第49話 泉の主①

 ガレリアを発ってから4日目。


 ルート上の近くに泉が近くにあったので、ハリエットの提案で水浴びをすることになった。


 ルートを外れて林道を通って泉に向かうと、少し開けてくると綺麗な泉が見えてきた。ハリエットが適当な場所に家馬車ルーロットを停めた。


 全員が家馬車ルーロットから降りると、先ずは泉の周辺を探索して、危険な場所や魔物が居ないかを確認することにした。
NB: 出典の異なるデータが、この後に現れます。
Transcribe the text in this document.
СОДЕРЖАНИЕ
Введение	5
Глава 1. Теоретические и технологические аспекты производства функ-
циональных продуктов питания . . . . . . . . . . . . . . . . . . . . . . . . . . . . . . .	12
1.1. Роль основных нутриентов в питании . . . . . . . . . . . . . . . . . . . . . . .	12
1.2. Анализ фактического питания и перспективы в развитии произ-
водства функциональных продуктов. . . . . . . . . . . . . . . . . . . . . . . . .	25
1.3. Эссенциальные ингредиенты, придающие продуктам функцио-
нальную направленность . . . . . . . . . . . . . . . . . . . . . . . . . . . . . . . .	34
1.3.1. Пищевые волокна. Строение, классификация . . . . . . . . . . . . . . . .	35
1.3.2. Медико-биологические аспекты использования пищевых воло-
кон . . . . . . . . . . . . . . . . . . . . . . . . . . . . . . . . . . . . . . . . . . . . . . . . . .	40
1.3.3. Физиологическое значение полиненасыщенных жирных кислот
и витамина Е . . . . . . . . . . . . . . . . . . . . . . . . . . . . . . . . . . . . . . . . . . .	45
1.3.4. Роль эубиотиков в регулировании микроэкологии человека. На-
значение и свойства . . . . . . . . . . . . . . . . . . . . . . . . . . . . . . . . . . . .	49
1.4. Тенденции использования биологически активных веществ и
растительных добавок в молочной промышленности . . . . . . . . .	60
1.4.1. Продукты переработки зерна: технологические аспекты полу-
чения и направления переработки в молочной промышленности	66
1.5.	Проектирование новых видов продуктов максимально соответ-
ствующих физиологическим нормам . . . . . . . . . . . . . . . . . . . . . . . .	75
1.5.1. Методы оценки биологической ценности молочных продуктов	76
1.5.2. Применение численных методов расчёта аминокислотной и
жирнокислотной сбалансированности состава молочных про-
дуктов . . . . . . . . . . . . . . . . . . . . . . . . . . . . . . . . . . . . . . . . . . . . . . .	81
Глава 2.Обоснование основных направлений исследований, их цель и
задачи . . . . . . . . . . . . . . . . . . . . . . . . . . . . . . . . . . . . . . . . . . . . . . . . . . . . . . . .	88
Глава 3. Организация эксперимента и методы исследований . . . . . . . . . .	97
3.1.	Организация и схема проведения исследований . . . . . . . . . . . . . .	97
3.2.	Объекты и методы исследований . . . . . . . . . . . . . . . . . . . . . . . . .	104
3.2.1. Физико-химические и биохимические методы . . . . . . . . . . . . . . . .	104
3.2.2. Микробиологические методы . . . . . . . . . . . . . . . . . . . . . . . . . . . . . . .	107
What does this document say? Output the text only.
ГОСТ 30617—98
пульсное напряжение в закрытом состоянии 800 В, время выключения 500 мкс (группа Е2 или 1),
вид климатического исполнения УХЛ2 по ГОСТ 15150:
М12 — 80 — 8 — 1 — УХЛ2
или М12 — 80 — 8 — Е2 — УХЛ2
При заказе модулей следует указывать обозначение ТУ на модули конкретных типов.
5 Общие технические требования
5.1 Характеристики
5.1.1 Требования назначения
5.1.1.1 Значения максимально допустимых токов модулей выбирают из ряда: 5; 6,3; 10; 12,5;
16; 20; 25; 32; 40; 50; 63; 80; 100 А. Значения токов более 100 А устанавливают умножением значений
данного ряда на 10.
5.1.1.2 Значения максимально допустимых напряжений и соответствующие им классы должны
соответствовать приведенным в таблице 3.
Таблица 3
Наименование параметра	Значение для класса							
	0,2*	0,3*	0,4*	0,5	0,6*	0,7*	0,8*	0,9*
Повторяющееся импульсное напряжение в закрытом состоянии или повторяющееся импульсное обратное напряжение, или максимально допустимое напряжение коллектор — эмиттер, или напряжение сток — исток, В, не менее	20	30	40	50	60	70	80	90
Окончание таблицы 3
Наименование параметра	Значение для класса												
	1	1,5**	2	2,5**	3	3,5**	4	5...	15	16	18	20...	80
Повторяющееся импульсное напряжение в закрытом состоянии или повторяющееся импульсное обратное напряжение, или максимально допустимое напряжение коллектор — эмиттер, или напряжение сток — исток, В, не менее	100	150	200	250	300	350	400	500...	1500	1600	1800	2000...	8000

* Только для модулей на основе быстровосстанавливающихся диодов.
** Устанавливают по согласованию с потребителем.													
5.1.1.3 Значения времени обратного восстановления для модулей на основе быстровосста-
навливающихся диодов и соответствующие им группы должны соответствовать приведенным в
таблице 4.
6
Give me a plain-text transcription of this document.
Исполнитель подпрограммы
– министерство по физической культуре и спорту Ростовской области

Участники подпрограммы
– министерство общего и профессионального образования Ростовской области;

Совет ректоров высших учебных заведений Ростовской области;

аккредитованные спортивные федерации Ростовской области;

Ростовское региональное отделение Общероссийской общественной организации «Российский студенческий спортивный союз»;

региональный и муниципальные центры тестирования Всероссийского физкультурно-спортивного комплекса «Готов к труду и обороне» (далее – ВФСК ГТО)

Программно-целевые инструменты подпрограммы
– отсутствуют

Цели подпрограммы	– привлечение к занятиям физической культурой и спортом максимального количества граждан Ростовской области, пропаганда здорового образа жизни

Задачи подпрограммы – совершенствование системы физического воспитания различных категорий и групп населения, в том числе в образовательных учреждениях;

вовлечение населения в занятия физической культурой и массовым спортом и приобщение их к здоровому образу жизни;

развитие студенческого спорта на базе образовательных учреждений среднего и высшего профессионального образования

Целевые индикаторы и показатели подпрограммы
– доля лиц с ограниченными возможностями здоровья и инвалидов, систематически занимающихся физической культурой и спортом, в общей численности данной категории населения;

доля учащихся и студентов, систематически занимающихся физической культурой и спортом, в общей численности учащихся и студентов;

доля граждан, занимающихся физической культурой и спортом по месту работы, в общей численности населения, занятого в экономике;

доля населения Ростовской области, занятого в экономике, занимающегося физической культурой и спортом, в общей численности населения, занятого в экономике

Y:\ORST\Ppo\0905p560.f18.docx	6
「ハリエットはここに残って、パミュルとサーシャさん、僕とメルローズに分かれて泉の周辺を探索するよ」

「「OK!」」


 周辺を探索すると獣道がいくつかあったので、動物か獣タイプの魔物が居ることが判ったけど、探索中に鉢合わせることはなかった。早朝か夜更けのタイミングで、泉へ水を飲みに来るのかも知れないので、そのことを頭に入れておく。


 俺達が探索を終えて家馬車ルーロットへ戻ると、パミュル達も探索から戻っていたので、お互いの探索結果を報告しあう。


「僕達の方は獣道を確認した程度かな?動物か獣タイプの魔物が、水を飲みに来るかも知れないから注意は必要かな。そっちは何かあったの?」

「私達の方は水辺に骨が散乱してるのを確認したの。結構な数の骨だったから、泉に捕食生物が居るかも知れないわね」


 パミュル達の方は水辺に骨を見つけたようで、捕食者となる生物がいる可能性が出てきた。


「そうか、直ぐには水浴びはできないね。何か餌になる物を用意して釣りをしてみようか?安全を確認できるまでは我慢してね」

「そうね。でも、釣りなんて楽しそうだね!」


 俺が安全確認を終えるまでの間は、水浴びは禁止と伝えると、ハリエットは少し残念な表情になったけど、釣りというイベントをすることで表情が明るくなった。


「釣りをするって、道具はあるんですか?」


 メルローズは俺が釣りと言ったので、釣り道具なんて持ってるのか気になったようだ。


「今から竿と釣針を作るし、魔法鞄マジックバッグを作った時に余った糸があるから問題ないよ」

「ウォードさんは何でも作れるんですね」


 俺がこれから作ると言うと、驚きながら返事をするメルローズの表情が可愛かった。竿を作るには素材となる木が必要なので、一緒に探さないかと誘ってみると、嬉しそうな顔で答えてくれた。


「ははっ、何でもとはいかないよ?理屈の判るものしか作れないからね。じゃあ、竿を作るのに適当な木が必要だから、一緒に探してくれる?」

「はい、喜んで!」


 素材を無事に見つけて戻ると、俺は釣竿作りに取りかかる。他にすることがないのか、みんなの視線が集まる中の作成は非常にやりにくいものだった……。


 それでも2本の竿を作りあげると、竿に釣針の付いた糸を縛れば完成。あとは餌を付ければいつでも釣りができるので、みんなお待ちかねの釣りイベントを始めることにする。